See the recent DeepMind paper "Neural Networks and the Chomsky Hierarchy
<https://arxiv.org/abs/2207.02098>" for the sense of "grammar" I'm using
when talking about the HNet paper's connection to Granger's prior papers
about "grammar", the most recent being "Toward the quantification of
cognition <https://arxiv.org/abs/2008.05580>".  Although the DeepMind paper
doesn't refer to Granger's work on HOPDAs, it does at least illustrate a
fact, long-recognized in the theory of computation:

Grammar, Computation
Regular, Finite-state automaton
Context-free, Non-deterministic pushdown automaton
Context sensitive, Linear-bounded non-deterministic Turing machine
Recursively enumerable, Turing machine

Moreover, the DeepMind paper's empirical results support the corresponding
hierarchy of computational power.

Having said that, it is critical to recognize that everything in a finite
universe reduces to finite-state automata in hardware -- it is only in our
descriptive languages that the hierarchy exists.  We don't describe all
computer programs in terms of finite-state automata aka regular grammar
languages.  We don't describe all computer programs even in terms of Turing
complete automata aka recursively enumerable grammar languages.

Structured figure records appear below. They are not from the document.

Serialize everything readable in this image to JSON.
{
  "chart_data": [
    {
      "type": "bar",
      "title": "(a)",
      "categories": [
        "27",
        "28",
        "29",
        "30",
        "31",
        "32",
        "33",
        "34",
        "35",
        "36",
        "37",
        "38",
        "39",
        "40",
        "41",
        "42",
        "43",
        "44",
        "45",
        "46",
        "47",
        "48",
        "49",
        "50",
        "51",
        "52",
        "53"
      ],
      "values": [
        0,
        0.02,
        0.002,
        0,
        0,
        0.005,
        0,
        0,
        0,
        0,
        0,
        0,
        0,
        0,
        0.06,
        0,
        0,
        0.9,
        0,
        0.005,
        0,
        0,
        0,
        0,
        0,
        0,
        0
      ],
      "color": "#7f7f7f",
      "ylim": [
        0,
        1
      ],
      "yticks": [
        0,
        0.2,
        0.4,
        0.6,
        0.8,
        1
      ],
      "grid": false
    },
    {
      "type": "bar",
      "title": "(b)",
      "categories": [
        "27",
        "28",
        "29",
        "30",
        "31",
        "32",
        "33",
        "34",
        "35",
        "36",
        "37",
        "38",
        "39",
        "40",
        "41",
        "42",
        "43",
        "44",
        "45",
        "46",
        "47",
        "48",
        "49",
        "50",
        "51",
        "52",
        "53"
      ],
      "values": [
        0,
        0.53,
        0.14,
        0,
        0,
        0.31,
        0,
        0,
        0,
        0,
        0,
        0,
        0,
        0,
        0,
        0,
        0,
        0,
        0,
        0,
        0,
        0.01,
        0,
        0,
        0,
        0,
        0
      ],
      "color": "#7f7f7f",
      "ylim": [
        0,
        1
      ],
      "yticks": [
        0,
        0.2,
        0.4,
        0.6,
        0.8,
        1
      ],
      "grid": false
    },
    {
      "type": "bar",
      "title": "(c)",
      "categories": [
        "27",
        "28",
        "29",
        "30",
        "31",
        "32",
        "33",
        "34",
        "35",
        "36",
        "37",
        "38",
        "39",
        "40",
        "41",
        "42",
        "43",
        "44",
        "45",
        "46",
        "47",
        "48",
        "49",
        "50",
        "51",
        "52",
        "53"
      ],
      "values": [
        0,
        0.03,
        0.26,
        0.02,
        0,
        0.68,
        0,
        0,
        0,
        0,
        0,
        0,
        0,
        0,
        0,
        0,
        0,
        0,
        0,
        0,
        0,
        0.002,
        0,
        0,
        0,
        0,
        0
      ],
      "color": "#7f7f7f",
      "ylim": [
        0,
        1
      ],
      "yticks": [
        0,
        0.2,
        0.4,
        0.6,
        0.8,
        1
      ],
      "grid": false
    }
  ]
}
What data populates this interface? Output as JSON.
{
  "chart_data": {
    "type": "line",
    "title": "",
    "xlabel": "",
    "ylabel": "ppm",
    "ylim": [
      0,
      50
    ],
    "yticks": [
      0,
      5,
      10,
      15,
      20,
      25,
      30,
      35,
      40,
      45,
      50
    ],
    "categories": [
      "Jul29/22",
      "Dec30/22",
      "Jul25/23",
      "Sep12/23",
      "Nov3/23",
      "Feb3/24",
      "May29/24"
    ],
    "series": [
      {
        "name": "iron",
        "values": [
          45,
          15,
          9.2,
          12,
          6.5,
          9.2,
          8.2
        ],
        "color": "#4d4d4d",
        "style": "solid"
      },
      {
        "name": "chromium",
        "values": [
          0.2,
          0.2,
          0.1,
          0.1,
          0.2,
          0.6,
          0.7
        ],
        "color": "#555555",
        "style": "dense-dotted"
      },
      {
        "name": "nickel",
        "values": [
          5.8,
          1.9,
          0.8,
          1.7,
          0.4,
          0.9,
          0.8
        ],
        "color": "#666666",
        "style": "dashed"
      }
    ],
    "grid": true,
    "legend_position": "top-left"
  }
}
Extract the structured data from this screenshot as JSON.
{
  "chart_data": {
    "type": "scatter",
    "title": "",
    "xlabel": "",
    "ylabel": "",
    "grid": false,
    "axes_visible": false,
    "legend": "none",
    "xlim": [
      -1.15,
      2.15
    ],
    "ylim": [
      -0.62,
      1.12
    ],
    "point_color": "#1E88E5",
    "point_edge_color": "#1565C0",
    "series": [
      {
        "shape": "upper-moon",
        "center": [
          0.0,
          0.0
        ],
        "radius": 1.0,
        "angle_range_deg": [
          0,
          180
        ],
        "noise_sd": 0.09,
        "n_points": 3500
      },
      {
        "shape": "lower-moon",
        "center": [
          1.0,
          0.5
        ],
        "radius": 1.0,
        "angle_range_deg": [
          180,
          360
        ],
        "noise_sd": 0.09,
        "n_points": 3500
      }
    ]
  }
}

And I *have* stated before (which I first linked to the HNet paper) HOPDAs
are interesting as a heuristic because they *may* point the way to a
prioritization if not restriction on the program search space that
evolution has found useful in creating world models during an individual
organism's lifetime.

The choice of language, hence the level of grammar, depends on its utility
in terms of the Algorithmic Information Criterion for model selection.

I suppose one could assert that none of that matters so long as there is
any portion of the "instruction set" that requires the Turing complete
fiction, but that's a rather ham-handed critique of my nuanced point.



On Sat, May 25, 2024 at 9:37 PM Rob Freeman <chaotic.langu...@gmail.com>
wrote:

> Thanks Matt.
>
> The funny thing is though, as I recall, finding semantic primitives
> was the stated goal of Marcus Hutter when he instigated his prize.
>
> That's fine. A negative experimental result is still a result.
>
> I really want to emphasize that this is a solution, not a problem, though.
>
> As the HNet paper argued, using relational categories, like language
> embeddings, decouples category from pattern. It means we can have
> categories, grammar "objects" even, it is just that they may
> constantly be new. And being constantly new, they can't be finitely
> "learned".
>
> LLMs may have been failing to reveal structure, because there is too
> much of it, an infinity, and it's all tangled up together.
>
> We might pick it apart, and have language models which expose rational
> structure, the Holy Grail of a neuro-symbolic reconciliation, if we
> just embrace the constant novelty, and seek it as some kind of
> instantaneous energy collapse in the relational structure of the data.
> Either using a formal "Hamiltonian", or, as I suggest, finding
> prediction symmetries in a network of language sequences, by
> synchronizing oscillations or spikes.
>
> On Sat, May 25, 2024 at 11:33 PM Matt Mahoney <mattmahone...@gmail.com>
> wrote:
> >
> > I agree. The top ranked text compressors don't model grammar at all.